二
すると隣の若者から声を掛けられる。
「あの、女の子……だよね。どうしてここに?」
「ムラを守りたくて駆けてきた結果ここにいます。
それよりも聞かせて下さい。戦の様子はどうだったんですか?そして……シノミ族の男達は……?」
途端に若者の顔に影が差す。
「大体察してると思うが……。ここにいない者は皆死んだよ」
予期していた答えにも関わらず、実際に耳で聞いた衝撃は想像を遙かに超えていた。茂繁達ムラの優しい男衆は、もういない。
「あれはひどかった。倒しても倒しても敵が湧いてきた。味方が一人、また一人と減っていくたびに膨らむ絶望感……。地獄もかくやと思った」
若者が口を閉じると、反対側にいた壮年の男も声を掛けてきた。
「お前もしかしてシノミ族の娘じゃないのか。そうだろう。
シノミの長の戦いぶりはすごかったぞ。俺達がどうしても攻撃に押され、ムラの入り口からも後退し始めた時、長は一人一歩も引かず、周囲を完全に囲まれようともムラに入ろうとする敵を何十人も斬っていた。あれはまるで鬼神のようだったな。彼が六本の槍に貫かれて倒れた瞬間。今でも目に焼き付いてる」
沙枝はまたも涙を流していた。もう涸れたと思っていたのに。何人もの人が命を懸けて守ろうとしたムラは、もうない。

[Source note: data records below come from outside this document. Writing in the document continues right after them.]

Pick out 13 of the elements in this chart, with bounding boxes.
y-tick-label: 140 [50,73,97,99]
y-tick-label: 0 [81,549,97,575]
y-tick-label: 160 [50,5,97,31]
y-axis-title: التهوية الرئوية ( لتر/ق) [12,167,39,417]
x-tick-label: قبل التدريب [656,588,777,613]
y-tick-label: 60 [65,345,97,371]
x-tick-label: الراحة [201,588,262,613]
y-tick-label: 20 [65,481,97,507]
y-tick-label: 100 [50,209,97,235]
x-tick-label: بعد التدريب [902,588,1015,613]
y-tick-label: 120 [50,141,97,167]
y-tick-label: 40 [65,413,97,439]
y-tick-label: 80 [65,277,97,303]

しばらく沈黙が続いたが、やがてもう一度若者が呟くように沙枝に尋ねる。
「センのムラは、避難した皆は無事なのか」
それまで伏せっていた男達も一斉にこちらを見る。沙枝は少し困ってしまった。
「私には分からないんです。私は戦が始まったという知らせを受けてすぐに飛び出してきたので。皆自分達の身を守るための準備は進めていましたが……」
誰も何も答えず、ただ俯いた。沙枝もひどく心配になった。ムラのおばさん達、子供達、咲、幸。また会うって、約束したのに。ここまでになるなんて、思ってもみなかった。
ドガンッ!
今までで一番大きな揺れと共に、荷車が急停止する。腕と足が縛られているため、上手く身体を支えられない。隣の若者と頭をぶつけ、目の前に火花が散った。

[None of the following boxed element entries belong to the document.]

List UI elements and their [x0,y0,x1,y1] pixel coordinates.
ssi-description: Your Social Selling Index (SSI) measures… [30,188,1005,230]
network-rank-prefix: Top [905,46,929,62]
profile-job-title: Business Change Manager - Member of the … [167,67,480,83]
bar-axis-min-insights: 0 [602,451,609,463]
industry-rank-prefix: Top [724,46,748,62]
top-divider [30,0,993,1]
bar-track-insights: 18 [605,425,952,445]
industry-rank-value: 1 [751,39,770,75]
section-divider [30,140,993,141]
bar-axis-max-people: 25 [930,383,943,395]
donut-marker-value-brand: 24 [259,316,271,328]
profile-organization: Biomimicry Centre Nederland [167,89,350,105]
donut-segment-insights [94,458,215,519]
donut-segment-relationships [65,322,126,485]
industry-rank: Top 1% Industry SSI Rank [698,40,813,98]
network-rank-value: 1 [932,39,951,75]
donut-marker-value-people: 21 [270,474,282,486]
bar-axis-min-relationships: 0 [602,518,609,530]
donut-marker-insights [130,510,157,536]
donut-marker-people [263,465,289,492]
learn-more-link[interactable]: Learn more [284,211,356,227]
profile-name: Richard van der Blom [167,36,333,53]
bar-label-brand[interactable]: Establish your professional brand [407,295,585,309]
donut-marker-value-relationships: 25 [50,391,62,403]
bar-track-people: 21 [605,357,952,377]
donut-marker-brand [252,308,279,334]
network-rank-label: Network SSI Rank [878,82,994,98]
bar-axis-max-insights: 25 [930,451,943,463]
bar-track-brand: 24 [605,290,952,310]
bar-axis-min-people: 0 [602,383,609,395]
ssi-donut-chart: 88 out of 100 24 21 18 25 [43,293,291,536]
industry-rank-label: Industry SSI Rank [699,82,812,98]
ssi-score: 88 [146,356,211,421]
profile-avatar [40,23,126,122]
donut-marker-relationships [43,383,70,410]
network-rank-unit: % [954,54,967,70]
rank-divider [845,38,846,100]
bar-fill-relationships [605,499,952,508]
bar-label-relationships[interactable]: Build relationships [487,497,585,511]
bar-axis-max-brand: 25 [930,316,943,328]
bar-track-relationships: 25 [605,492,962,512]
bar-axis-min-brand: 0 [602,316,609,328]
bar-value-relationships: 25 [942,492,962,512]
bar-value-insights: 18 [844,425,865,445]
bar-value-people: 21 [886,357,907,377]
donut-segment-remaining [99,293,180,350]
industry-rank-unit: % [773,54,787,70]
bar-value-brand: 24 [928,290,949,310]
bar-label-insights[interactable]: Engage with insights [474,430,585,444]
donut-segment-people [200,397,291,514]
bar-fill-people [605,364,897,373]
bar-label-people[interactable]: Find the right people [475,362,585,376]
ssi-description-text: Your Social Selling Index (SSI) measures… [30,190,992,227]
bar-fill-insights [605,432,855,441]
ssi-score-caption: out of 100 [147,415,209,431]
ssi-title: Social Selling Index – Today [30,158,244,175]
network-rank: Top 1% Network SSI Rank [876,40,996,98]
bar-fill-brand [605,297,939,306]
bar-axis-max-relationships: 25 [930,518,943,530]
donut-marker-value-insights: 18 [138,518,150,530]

くらくらする頭をおさえようとしていると、前方から男の罵声と鞭を打つ音、そして女の悲鳴が聞こえてきた。
「おら!何をしてる!さっさと立て!お前に休んで良い時間なんてないんだ!」
「し、しかし……。もう疲労の限界で……」
「つべこべ言うな!もっと痛めつけられたいか!」
そこで沙枝ははっと気付く。そうなのだ。今私たちを運んでいるのは、他のムラで捕らえられ、奴隷として働かされている人々なのだ。顔が青くなるのを感じる。見ると他の男衆も少なからずショックを受けているようだった。

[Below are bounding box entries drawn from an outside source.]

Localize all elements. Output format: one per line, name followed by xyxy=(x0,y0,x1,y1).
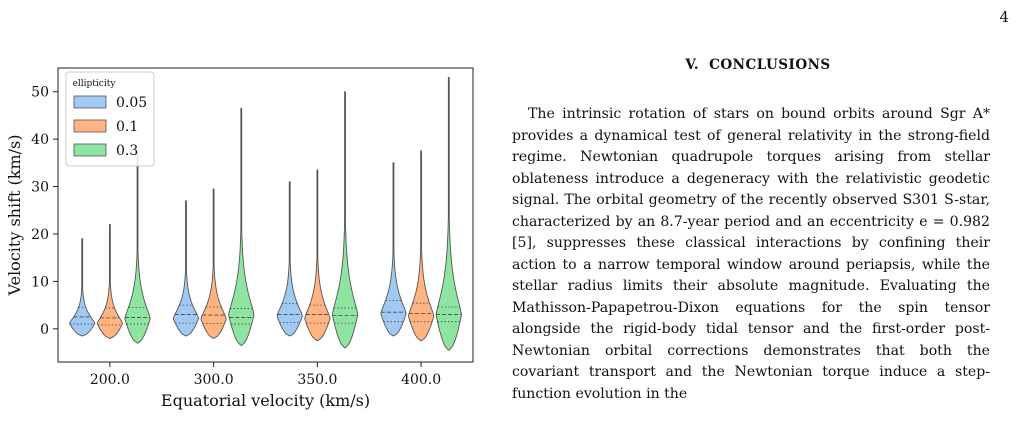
violin-body xyxy=(304,169,331,342)
y-tick-label: 50 xyxy=(31,85,49,101)
y-tick-label: 10 xyxy=(31,274,49,290)
legend-label: 0.05 xyxy=(116,95,147,111)
section-heading: V. CONCLUSIONS xyxy=(523,57,993,73)
violin-body xyxy=(228,107,255,346)
y-tick-label: 40 xyxy=(31,132,49,148)
violin-body xyxy=(96,224,124,339)
section-number: V. xyxy=(685,57,700,73)
page-number: 4 xyxy=(999,8,1009,26)
y-axis-label: Velocity shift (km/s) xyxy=(5,135,24,297)
legend-swatch xyxy=(73,95,107,109)
x-tick-label: 200.0 xyxy=(90,372,130,388)
x-tick-label: 300.0 xyxy=(194,372,234,388)
legend-swatch xyxy=(73,143,107,157)
x-tick-label: 400.0 xyxy=(401,372,441,388)
violin-plot-figure: 0 10 20 30 40 50 200.0 300.0 350.0 400.0 Equatoria… xyxy=(5,67,474,410)
y-tick-label: 0 xyxy=(40,322,49,338)
plot-frame xyxy=(57,67,474,363)
violin-body xyxy=(380,162,407,337)
violin-body xyxy=(435,77,462,351)
y-tick-label: 20 xyxy=(31,227,49,243)
violin-body xyxy=(200,188,227,339)
legend-label: 0.3 xyxy=(116,143,138,159)
legend: ellipticity 0.05 0.1 0.3 xyxy=(65,71,155,167)
violin-body xyxy=(408,150,435,342)
x-axis-label: Equatorial velocity (km/s) xyxy=(161,391,370,410)
conclusions-paragraph: The intrinsic rotation of stars on bound… xyxy=(512,106,990,402)
y-tick-label: 30 xyxy=(31,180,49,196)
violin-body xyxy=(124,152,151,344)
legend-title: ellipticity xyxy=(73,79,117,89)
violin-body xyxy=(276,181,303,337)
violin-body xyxy=(69,238,96,337)
legend-swatch xyxy=(73,119,107,133)
violin-body xyxy=(172,200,200,337)
x-tick-label: 350.0 xyxy=(297,372,337,388)
section-title: CONCLUSIONS xyxy=(709,57,831,73)
violin-body xyxy=(331,91,359,349)
legend-label: 0.1 xyxy=(116,119,138,135)
legend-box xyxy=(65,71,155,167)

しばらくすると荷車は先程よりも遅いペースで再出発した。沙枝は小刻みな振動を感じながら、クナイへの怒りを再燃させていた。こんな非道な行い、到底許せない。でも、手足を縛られ、檻の中に転がされている今の状況では何も出来そうにない。
私はどうすれば良いのだろう?
その問いに答えてくれる人は、沙枝の周りにはもう、一人もいなかった。